Gracias a los informes de don Antonio, el viajero se entera de que Luarca es también llamada Villa de los Siete Puentes, entre los que puede citar el Gentil, el de Travesía, el del Beso, el del Ayuntamiento y el de Asenjo; de que existe una Leyenda del Beso, basada en una hazaña del contrabandista Camboral, o Cambaral, que intentó raptar a una chica, sin duda joven y bonita: de que don Ramón Asenjo, el del busto, fue un indiano, benefactor de la villa, que encauzó por Luarca el río Negro y modernizó la Electra del Esva, ese río que pasa por Canero; de que Camilo Cienfuegos fue un poeta que, en opinión de don Antonio, dará mucho que hablar y que escribir en los próximos años; de que Jesús Casariego, el novelista, es un empedernido trotamundos y un hombre amabilísimo que “¡qué lástima no esté aquí ahora!” y, por último, de que el río Negro, en realidad, merece tal nombre porque muchas veces bajan sus aguas sucias y turbulentas constituyendo un gran peligro para Luarca, por lo cual se está haciendo de todo punto necesario el encauzarlo, en el Valle de Raicedo, hasta Fornes, lugar donde hubo, hace cientos de años, una herrería.

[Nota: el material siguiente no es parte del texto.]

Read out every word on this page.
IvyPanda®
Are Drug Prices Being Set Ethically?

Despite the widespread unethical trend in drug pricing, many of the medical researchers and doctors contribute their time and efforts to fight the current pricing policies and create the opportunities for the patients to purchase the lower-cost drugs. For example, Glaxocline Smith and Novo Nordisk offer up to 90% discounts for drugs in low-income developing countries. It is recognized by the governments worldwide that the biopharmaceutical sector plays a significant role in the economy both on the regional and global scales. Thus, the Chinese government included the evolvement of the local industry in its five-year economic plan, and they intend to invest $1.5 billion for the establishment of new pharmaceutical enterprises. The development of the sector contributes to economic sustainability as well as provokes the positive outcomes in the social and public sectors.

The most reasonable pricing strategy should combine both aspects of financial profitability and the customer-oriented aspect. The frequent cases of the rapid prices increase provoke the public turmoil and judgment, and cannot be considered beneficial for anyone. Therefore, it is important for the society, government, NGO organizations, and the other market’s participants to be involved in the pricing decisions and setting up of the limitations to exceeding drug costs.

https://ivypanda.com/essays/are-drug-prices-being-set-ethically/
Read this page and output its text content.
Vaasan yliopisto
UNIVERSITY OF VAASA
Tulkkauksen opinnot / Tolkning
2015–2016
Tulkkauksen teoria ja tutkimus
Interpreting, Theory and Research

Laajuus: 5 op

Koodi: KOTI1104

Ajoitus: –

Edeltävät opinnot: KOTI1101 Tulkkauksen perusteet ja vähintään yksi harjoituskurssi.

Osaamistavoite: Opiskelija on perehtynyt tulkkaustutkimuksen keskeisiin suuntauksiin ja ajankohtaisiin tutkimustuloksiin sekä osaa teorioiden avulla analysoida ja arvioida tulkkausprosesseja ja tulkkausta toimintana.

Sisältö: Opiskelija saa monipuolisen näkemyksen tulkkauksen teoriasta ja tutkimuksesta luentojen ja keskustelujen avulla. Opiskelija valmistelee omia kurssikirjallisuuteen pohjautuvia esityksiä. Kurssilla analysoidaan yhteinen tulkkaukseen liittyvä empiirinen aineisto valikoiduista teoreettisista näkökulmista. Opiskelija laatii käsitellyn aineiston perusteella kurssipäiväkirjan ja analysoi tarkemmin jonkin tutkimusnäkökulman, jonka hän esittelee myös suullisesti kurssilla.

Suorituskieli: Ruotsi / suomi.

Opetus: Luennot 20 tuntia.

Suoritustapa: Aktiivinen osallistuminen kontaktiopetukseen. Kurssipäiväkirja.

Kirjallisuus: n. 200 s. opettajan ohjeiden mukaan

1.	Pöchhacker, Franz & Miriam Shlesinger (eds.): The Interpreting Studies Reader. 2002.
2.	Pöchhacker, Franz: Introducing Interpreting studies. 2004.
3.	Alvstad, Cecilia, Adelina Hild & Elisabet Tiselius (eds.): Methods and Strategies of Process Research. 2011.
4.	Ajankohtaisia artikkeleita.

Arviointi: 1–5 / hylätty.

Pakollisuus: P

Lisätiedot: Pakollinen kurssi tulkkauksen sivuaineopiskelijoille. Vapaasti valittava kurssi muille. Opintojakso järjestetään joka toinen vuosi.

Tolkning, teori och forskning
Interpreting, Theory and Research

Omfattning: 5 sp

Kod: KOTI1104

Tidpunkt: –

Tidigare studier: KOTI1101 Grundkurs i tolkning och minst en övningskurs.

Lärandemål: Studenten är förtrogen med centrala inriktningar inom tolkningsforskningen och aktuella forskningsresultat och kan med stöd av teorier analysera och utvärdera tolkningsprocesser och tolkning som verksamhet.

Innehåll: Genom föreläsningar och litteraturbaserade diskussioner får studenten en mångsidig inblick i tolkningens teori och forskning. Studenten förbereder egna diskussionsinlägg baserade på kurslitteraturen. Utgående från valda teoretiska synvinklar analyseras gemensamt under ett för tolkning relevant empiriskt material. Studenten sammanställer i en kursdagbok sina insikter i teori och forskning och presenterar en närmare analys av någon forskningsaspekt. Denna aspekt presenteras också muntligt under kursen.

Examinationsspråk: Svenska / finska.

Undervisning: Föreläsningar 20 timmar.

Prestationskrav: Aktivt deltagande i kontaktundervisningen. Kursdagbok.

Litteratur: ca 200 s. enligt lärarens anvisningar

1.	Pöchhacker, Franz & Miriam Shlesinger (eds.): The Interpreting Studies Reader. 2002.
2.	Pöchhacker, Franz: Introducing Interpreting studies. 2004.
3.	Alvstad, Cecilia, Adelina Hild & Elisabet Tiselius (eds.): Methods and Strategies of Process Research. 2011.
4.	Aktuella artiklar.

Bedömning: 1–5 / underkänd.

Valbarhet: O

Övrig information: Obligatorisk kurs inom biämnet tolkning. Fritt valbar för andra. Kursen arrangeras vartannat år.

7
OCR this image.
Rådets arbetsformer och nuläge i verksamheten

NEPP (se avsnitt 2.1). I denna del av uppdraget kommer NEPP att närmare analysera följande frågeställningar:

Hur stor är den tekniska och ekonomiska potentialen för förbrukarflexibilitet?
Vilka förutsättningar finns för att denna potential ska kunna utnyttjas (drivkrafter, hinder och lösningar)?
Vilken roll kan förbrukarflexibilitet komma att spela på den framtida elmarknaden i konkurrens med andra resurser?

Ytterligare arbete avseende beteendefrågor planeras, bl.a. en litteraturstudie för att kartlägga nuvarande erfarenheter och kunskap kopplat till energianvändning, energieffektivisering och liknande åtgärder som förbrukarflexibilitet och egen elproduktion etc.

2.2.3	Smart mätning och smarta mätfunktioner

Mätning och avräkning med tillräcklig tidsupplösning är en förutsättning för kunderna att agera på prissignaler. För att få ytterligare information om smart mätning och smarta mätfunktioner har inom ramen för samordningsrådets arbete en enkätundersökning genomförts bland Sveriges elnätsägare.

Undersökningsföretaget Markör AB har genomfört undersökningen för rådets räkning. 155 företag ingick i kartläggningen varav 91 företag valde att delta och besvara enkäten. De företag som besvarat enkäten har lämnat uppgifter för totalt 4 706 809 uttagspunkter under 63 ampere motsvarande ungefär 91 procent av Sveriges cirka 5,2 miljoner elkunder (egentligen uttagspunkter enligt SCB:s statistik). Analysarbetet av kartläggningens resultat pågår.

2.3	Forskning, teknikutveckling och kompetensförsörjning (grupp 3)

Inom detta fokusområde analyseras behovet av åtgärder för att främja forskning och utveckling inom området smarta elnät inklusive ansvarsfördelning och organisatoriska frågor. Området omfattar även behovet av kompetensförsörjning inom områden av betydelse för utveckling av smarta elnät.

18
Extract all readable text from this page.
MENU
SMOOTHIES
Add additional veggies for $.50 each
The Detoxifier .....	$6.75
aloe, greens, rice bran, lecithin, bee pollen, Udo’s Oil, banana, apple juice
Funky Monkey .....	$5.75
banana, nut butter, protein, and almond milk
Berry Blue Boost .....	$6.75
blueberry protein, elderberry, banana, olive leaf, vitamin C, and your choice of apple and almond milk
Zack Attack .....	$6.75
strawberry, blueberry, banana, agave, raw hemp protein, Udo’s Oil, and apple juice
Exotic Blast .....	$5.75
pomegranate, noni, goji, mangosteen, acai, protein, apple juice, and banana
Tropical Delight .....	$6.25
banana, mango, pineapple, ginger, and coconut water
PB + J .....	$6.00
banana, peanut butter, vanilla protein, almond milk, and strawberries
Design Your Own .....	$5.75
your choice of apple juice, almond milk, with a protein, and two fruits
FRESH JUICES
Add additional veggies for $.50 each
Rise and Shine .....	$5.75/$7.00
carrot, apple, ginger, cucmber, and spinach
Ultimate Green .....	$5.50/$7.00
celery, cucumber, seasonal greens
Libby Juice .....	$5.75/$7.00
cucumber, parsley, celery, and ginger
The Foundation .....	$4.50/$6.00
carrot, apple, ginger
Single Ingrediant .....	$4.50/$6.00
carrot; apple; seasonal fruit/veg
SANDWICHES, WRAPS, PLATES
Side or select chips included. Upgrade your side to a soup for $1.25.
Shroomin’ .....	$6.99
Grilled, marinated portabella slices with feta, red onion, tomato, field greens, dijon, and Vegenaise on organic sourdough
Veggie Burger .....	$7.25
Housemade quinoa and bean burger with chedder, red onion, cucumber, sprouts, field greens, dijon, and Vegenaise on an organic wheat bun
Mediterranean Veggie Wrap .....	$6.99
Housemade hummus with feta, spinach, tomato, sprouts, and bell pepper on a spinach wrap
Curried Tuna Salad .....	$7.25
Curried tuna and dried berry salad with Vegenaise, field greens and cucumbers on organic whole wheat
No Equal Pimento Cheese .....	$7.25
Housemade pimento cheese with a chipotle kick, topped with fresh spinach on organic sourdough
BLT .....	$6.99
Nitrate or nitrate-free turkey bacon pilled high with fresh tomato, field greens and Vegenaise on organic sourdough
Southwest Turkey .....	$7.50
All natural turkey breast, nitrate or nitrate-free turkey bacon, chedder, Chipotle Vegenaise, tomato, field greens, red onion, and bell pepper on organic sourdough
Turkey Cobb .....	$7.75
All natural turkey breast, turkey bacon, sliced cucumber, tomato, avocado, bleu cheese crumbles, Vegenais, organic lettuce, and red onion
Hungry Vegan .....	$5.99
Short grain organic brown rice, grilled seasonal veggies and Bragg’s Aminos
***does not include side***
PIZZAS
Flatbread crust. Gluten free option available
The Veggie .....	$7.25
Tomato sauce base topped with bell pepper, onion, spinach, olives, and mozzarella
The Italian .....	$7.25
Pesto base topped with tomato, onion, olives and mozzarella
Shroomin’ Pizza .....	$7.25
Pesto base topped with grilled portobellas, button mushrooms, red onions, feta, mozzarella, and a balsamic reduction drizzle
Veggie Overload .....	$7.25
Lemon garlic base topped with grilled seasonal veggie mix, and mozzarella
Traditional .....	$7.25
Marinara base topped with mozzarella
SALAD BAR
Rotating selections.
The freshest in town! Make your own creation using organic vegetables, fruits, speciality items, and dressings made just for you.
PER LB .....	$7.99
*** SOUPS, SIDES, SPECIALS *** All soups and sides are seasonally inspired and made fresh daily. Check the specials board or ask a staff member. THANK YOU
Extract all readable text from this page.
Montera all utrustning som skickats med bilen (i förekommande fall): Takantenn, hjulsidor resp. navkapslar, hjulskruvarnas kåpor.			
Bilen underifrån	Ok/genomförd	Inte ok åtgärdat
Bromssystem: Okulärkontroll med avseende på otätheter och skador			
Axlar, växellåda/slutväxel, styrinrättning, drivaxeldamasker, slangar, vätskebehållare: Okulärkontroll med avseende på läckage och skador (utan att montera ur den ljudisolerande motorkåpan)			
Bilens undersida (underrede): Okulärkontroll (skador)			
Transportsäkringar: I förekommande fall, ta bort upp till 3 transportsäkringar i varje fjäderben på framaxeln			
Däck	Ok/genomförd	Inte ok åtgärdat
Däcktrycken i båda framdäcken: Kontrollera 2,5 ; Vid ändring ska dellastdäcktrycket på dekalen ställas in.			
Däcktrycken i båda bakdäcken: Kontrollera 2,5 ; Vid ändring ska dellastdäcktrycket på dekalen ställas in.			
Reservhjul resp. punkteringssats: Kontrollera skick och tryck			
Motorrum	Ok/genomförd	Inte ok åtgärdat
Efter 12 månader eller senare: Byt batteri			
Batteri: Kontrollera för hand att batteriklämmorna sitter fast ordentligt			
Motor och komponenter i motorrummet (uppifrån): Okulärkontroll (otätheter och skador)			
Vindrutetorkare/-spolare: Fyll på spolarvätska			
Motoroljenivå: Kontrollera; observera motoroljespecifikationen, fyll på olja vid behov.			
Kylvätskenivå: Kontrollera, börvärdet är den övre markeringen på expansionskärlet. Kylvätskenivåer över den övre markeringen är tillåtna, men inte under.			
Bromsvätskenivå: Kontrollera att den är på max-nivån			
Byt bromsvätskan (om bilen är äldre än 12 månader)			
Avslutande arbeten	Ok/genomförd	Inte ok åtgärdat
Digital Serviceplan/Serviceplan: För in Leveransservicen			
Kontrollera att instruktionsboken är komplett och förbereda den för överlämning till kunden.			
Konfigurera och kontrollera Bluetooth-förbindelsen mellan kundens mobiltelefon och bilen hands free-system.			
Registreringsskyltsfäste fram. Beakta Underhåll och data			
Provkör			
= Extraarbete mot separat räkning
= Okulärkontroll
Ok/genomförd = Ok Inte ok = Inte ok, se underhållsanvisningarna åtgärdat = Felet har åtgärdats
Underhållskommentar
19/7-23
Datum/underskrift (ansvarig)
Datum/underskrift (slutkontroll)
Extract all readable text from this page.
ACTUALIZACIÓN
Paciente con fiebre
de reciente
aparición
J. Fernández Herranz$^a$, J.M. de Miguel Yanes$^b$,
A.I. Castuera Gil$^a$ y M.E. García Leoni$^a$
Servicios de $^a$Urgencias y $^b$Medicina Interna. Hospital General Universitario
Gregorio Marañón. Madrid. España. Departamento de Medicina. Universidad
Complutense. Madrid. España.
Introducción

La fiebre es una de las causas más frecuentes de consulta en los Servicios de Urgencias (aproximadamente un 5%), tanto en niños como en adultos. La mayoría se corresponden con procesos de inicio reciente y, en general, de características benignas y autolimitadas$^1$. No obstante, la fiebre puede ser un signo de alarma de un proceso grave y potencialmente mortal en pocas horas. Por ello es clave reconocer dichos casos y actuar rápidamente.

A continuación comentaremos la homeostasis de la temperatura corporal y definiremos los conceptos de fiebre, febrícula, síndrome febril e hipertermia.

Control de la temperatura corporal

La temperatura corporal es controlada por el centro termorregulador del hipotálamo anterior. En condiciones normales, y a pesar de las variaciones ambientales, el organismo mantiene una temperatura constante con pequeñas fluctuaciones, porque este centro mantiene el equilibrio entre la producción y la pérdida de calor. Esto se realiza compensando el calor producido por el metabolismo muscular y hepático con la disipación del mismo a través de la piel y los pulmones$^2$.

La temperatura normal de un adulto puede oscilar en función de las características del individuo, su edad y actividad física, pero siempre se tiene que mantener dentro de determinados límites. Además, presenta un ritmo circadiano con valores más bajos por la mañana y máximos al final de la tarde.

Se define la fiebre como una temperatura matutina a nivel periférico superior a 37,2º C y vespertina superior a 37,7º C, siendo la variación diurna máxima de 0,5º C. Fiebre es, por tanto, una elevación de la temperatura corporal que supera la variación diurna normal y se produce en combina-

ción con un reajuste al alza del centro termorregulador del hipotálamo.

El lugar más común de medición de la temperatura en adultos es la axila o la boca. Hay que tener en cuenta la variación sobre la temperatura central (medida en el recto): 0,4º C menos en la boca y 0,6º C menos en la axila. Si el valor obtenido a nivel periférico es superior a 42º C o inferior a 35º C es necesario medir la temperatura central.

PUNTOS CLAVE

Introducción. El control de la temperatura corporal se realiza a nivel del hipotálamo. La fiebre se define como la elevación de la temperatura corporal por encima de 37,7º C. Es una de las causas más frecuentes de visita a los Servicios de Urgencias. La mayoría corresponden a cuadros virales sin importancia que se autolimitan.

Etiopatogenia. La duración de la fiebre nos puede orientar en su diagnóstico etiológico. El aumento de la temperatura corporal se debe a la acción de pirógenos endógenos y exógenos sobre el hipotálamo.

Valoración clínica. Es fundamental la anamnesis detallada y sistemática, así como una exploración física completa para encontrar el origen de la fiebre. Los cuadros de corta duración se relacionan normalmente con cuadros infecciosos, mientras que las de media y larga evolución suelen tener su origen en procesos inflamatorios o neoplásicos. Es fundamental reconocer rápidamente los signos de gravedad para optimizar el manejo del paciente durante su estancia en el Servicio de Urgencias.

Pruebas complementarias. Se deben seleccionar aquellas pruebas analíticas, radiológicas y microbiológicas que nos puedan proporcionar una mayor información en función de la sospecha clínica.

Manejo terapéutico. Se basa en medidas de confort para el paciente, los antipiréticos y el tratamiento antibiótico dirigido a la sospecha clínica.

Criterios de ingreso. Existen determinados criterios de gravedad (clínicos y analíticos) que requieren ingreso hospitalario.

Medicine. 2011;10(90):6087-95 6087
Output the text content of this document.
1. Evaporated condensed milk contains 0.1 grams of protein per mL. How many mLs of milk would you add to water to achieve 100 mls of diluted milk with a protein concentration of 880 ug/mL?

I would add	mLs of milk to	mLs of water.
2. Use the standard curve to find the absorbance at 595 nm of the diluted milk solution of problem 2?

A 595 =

            Al llegar aquí, el viajero, que ha ido tomando notas en los márgenes de “La Voz de Asturias” y terminó pidiendo una cuartilla al “barman”, sonriente y servicial, que sigue la conversación del forastero con don Antonio; al llegar aquí, repito, el viajero advierte que otros clientes del bar le observan intrigados y piensa lo que en Guarda –Portugal- pensó Unamuno: “¿Y no es acaso uno de los encantos en los viajes el de intrigar a los que nos ven y, si es posible hacerse pasar por personaje misterioso?”. Rumiando este agradable pensamiento, el viajero se despide del amable don Antonio con un cordial “¡Hasta la vista!” y, de nuevo viajando, inventando una etimología descabellada del nombre de Luarca. Podría derivarse de “Lux” y “Arca”, latinas, se dice el viajero. Seguramente no es cierto, ¡Pero es bonito, ché! –diría un argentino. El viajero, que se siente contento, evoca versos de Manuel María, su amigo poeta, y sonríe suavemente “con unha doce sonrisa de felino”. Luego, poco a poco, se va quedando dormido y sueña que le nombran colaborador “honoris causa” del “Eco de Luarca”, Semanario del Occidente Astur.